I think that the article emphasizes the “new father” model as an expectation for fathers to emulate today; a sort of balance between the extremely involved father of the colonial period and frequently absent bread-winner father of the nineteenth and twentieth centuries. I agree with Pleck’s “new father” model and the expectations of fathers today. The balance between the two extremes seems to be a happy medium.
Couples also chose to work alternating shifts because they believe that children should only be cared for by family. Many middle class parents avoid day care and opt to work alternating shifts because for psychological reasons; for example, “they believe it doesn’t promote the child’s optimal development or because they think it will damage the bond between parent and child” (118). Furthermore, they also believe that “terrible dangers await children who are cared for by strangers” (118).

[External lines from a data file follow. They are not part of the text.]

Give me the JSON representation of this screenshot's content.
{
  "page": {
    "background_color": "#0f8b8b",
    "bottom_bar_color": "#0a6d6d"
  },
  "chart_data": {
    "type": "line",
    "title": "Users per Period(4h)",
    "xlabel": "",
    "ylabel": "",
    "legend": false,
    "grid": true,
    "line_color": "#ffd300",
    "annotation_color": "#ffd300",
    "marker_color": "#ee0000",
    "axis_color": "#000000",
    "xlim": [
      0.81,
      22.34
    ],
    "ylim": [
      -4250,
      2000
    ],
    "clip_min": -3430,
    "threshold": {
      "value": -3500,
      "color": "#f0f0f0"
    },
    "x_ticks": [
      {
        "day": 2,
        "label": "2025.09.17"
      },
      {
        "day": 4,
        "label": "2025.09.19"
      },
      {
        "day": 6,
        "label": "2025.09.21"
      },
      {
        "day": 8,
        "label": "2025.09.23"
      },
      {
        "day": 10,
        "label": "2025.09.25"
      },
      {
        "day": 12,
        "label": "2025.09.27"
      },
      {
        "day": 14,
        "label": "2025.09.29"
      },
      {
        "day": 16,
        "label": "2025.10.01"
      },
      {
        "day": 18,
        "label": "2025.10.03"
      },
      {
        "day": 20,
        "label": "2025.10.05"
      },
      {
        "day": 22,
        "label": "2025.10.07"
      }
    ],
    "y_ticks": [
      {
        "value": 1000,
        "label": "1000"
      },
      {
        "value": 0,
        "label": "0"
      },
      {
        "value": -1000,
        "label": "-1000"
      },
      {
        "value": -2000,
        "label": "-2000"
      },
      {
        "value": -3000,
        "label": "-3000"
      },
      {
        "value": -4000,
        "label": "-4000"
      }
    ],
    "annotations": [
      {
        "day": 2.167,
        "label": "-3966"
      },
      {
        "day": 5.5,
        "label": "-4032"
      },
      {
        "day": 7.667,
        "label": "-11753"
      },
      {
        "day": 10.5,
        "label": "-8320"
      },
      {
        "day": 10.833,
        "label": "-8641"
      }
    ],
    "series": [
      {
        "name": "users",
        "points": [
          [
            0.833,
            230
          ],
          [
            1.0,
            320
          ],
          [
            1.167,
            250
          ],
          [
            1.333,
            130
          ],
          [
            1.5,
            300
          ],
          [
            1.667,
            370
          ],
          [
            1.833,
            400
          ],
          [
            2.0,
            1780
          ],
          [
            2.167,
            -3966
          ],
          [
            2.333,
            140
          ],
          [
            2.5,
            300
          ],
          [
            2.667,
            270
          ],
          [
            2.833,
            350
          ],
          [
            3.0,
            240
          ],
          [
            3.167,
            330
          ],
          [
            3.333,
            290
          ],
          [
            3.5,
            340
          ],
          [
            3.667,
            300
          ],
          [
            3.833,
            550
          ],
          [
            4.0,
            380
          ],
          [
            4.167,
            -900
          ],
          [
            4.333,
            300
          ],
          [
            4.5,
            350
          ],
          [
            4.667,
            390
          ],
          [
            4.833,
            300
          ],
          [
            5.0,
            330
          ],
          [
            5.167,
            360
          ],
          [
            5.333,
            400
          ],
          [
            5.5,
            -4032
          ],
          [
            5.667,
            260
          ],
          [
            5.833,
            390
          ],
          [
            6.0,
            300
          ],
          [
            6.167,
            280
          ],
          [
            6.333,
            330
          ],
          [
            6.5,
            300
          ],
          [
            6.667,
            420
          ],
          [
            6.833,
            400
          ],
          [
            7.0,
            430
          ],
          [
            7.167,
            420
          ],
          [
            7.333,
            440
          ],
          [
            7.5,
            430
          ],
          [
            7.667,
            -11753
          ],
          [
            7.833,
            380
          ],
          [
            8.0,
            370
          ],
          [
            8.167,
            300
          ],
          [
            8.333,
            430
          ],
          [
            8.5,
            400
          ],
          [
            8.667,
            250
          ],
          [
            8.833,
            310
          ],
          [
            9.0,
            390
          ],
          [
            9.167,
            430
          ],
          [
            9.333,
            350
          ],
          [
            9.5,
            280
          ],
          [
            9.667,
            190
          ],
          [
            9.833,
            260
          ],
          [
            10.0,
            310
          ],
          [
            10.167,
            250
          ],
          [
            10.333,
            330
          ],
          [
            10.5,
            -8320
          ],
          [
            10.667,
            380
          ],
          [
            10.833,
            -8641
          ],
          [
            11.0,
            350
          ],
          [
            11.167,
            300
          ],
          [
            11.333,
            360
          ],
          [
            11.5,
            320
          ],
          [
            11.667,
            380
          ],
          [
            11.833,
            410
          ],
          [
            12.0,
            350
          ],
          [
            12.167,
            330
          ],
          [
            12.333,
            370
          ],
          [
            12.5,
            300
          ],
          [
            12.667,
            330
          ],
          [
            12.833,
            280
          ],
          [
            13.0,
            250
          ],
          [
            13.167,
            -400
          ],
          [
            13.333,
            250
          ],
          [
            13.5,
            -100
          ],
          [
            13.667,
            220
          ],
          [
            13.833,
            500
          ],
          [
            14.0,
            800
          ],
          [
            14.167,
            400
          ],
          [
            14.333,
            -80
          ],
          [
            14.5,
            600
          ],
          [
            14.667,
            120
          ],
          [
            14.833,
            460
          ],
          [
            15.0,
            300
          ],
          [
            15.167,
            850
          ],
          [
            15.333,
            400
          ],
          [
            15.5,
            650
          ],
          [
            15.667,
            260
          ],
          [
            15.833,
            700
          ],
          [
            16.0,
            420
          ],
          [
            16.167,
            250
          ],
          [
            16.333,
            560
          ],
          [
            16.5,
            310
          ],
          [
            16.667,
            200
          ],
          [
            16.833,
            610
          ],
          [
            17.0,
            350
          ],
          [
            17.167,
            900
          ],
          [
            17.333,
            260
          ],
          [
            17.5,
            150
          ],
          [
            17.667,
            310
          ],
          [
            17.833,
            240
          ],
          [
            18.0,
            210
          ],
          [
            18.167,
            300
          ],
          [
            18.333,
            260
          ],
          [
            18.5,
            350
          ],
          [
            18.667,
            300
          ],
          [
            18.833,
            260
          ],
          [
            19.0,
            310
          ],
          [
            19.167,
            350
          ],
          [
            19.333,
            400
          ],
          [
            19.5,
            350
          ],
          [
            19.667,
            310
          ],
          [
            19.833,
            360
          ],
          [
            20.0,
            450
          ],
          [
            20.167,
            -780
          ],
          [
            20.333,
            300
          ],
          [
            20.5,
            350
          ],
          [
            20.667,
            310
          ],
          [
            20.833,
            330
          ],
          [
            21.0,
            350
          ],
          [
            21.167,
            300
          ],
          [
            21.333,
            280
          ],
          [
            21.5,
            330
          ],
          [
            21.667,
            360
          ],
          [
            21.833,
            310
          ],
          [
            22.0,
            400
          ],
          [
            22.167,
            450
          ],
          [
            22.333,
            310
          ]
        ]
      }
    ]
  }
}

Among the working class there is more support for traditional gender ideology than among the more highly educated groups in the
The reality of the mother who works alternating shifts contradicts the ideal of the mother without paid employment. Although many of these alternating-shift mothers work to maintain the family’s economic well-being, many of them stated that given the choice the majority of them preferred being in the paid labor force and wouldn’t chose to be home full time – “yet the prevailing myth in these families is that the mothers work only for financial reasons” (126).
Mothers in alternating-shift families are still regarded as the number-one parent, regardless of how much time fathers spend with their children; “being there when children arrive home from a day at school is part of their image of being a good mother” (129).
Alternating-shift families are breaking grounds by developing new parenting techniques however there is an emphasis on traditional gender identities that there couples tend to hang on to. “They manage marked difference between their behavior and their ideology by maintaining core aspects of parental gender identity. Despite their nontraditional arrangements, they still regard the father as the breadwinner and the mother as the central parent” (132).
I am not sure what I would do in terms of selecting an alternating-shift arrangement for my family. It is extremely economically beneficial and also allows both parents to spend time with their children; however I would imagine that it might put a strain on the relationship between husband and wife. It seems that the time they would have together would be limited and when they find the time to be together either one or both are probably going to be exhausted. The pros and cons seem to be equal so I guess it would depend on the specific situation I found myself to be in at the time.
An important element of Black fatherhood that led to the creation of the myth of the Absent Black Father is that Blacks were not included in the separate spheres ideology; “black men fail to fit the patriarchal model of the husband who sustains his family economically” (151). Furthermore, the term ‘fatherlessness’ is often used interchangeably with ‘single motherhood’ and ‘illegitimacy’ demonstrating that people seem to be far more concerned with castigating unmarried fathers than with examining the actual contributions of married fathers to their children’s well being.
"Many presumably “absent” Black fathers actually play an important role in child rearing. Many Black men stay closely tied to their children even when they are not married to the mother or are unable to provide financial support” (153). Stephanie Coontz even points out that in one national study, “poor African-American, officially absent fathers actually had more contact with their children and gave them informal support than did White, middle-class absent fathers” (153).